Sintesi dell’intervento di Lea Zicchino al 15° percorso di inFormazione di Malmö. Qual è la situazione in ambito azionario ed obbligazionario stante la situazione geopolitica?
Allora, è ovvio che ci stiamo avvicinando alla fine di un ciclo, di una fase molto lunga di crescita economica per l’economia globale, in particolare per gli Stati Uniti. Infatti, proprio da qualche giorno la ripresa americana è la più lunga della sua storia. Quello che ci chiediamo, quindi, è se questa fine di ciclo ha qualcosa in comune con le altre frasi di fine ciclo, e che cosa questo voglia dire per i mercati finanziari.
Siamo quindi andati a guardare ai cicli economici, e ci siamo accorti che le cause delle recessioni sono fondamentalmente tre: shock di offerta legati all’aumento del prezzo del petrolio, restrizione monetaria dopo una fase di surriscaldamento dell’economia, e infine crisi finanziaria dovuta a bolle sul mercato del credito o dei mercati azionari. Riteniamo, sulla base di fatti e dati, che nessuna di queste cause possa provocare una nuova recessione degli Stati Uniti in questa fase storica. Ci aspettiamo quindi un rallentamento, un cosiddetto soft landing dell’economia, piuttosto che una vera e propria recessione.
Cosa implica questo per mercati finanziari, per l’investimento azionario? Non si potranno certo ripetere i rendimenti positivi, molto positivi, che si sono avuti nel 2017 e nella prima parte del 2018, ma probabilmente neanche una caduta come nelle fasi di recessione, come ad esempio quella che si è avuta alla fine del 2018. Quindi, rendimenti sì positivi, ma modesti.
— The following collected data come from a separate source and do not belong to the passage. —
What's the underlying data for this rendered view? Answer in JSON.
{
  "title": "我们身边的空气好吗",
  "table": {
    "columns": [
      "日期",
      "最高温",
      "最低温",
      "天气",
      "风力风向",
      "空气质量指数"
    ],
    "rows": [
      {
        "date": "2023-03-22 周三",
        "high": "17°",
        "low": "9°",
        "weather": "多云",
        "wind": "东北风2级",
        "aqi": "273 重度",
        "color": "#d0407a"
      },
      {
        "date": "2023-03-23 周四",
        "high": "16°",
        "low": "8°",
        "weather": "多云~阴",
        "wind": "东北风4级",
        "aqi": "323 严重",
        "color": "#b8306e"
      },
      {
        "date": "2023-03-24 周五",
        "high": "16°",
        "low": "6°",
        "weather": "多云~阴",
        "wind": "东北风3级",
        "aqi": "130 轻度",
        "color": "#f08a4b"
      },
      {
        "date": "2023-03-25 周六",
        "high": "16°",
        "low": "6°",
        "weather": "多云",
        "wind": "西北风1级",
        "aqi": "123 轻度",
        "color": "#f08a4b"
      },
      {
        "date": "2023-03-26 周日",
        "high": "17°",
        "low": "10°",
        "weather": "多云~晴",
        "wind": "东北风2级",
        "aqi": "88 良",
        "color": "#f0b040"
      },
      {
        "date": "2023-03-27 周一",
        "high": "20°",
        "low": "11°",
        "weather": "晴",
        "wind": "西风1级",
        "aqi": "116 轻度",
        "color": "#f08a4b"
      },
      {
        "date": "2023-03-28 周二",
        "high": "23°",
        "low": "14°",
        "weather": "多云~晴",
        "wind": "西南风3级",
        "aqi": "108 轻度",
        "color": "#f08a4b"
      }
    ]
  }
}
Per, invece, i titoli obbligazionari di buona qualità, risk free e quasi risk free, i rendimenti continueranno ad essere piuttosto compressi.
In sintesi, rendimenti quindi risicati sulle attività di investimento tradizionalmente nei portafogli degli investitori istituzionali, ed è quindi forse un buon momento, per gli investitori istituzionali italiani, di aumentare la loro esposizione ad investimenti alternativi, come ad esempio private equity, private debt ed infrastructure. Se, infatti, andiamo a guardare all’esposizione degli investitori istituzionali italiani in questo tipo di investimenti, questa è molto modesta, circa l’un per cento degli attivi, contro invece un 10 per cento del Regno Unito e dei paesi del nord europa e un 4 per cento dell’aggregato degli altri grandi paesi europei.